George, 65, had bought the business three years earlier. It had been the former publican's lifelong dream. Tragically, his wife Pam died of lung cancer just a few weeks after they moved in. But he had begun to find new happiness with Ros. Together, they had started to build up the little hotel's reputation as a lovely place to stay for walkers doing the coast-to-coast path, and for rail enthusiasts - it is right next to the North York Moors Railway's Grosmont station.
Suddenly, they found themselves staring into the abyss. George reckons 60 per cent of his business comes from walkers. Last summer, as foot and mouth turned the countryside into a no-go zone, not a single walker stayed at the hotel.
George laid off his part-time gardener, full-time waitress/cleaner, and part-time kitchen assistant - leaving just him and Ros to keep things ticking over. As maintenance of the half-acre gardens and the hotel itself began to fall behind, they tightened their belts and dug in.
A £2,000 grant from the Government's hardship fund helped: but by that time George reckons they were already £7,000 down on expected takings.
His bank was understanding, deferring half his mortgage payments until April this year - but even so, by the end of the year, he had run up an overdraft of almost £6,000. Takings were £15,000 down for the year on what he had hoped.

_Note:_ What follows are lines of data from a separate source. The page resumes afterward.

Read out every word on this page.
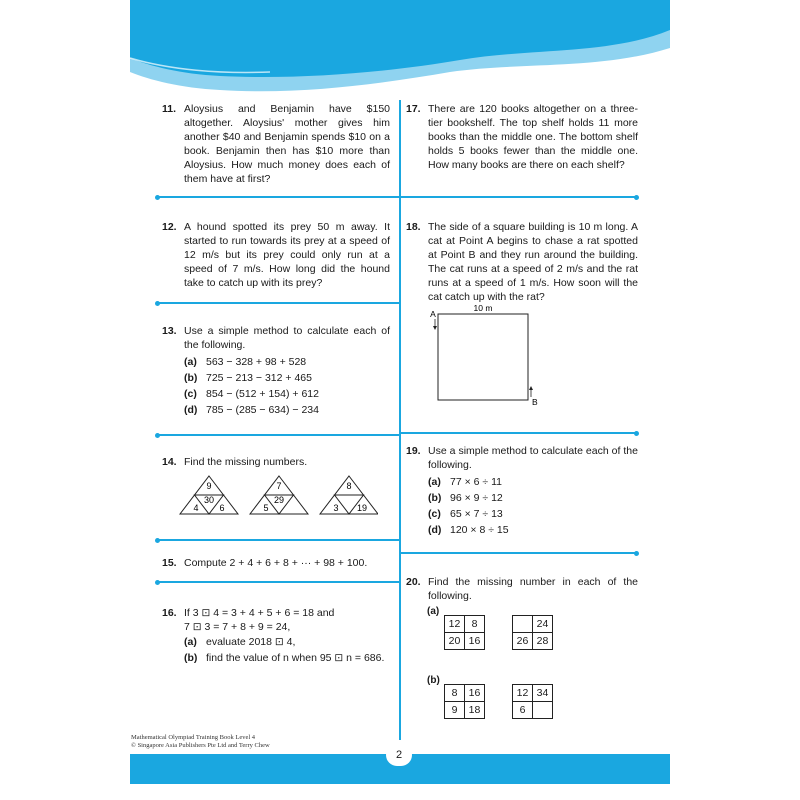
11. Aloysius and Benjamin have $150 altogether. Aloysius' mother gives him another $40 and Benjamin spends $10 on a book. Benjamin then has $10 more than Aloysius. How much money does each of them have at first?
12. A hound spotted its prey 50 m away. It started to run towards its prey at a speed of 12 m/s but its prey could only run at a speed of 7 m/s. How long did the hound take to catch up with its prey?
13. Use a simple method to calculate each of the following.
(a) 563 − 328 + 98 + 528
(b) 725 − 213 − 312 + 465
(c) 854 − (512 + 154) + 612
(d) 785 − (285 − 634) − 234
14. Find the missing numbers.
9
30
4 6
7
29
5
8
3 19
15. Compute 2 + 4 + 6 + 8 + ··· + 98 + 100.
16. If 3 ⊡ 4 = 3 + 4 + 5 + 6 = 18 and
7 ⊡ 3 = 7 + 8 + 9 = 24,
(a) evaluate 2018 ⊡ 4,
(b) find the value of n when 95 ⊡ n = 686.
17. There are 120 books altogether on a three-tier bookshelf. The top shelf holds 11 more books than the middle one. The bottom shelf holds 5 books fewer than the middle one. How many books are there on each shelf?
18. The side of a square building is 10 m long. A cat at Point A begins to chase a rat spotted at Point B and they run around the building. The cat runs at a speed of 2 m/s and the rat runs at a speed of 1 m/s. How soon will the cat catch up with the rat?
10 m
A
B
19. Use a simple method to calculate each of the following.
(a) 77 × 6 ÷ 11
(b) 96 × 9 ÷ 12
(c) 65 × 7 ÷ 13
(d) 120 × 8 ÷ 15
20. Find the missing number in each of the following.
(a)
12	8
20	16
	24
26	28
(b)
8	16
9	18
12	34
6	
Mathematical Olympiad Training Book Level 4
© Singapore Asia Publishers Pte Ltd and Terry Chew
2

He and Ros's total earnings for the year weren't even enough for them to have to pay income tax.
They survived: just. The year ahead is looking good, with many of the guests who cancelled a year ago re-booking for this year. "There are lots and lots of bookings for this summer," he says.
But even so, it will take the whole year to pay off his overdraft - and at the end of it he will be back to square one. "It is going to mean starting all over again," he says. "That is what it comes down to."
He's uncomfortably aware, too, that any repeat of what happened last year, and his businesses would go under. "There's no way that we could survive another year like that."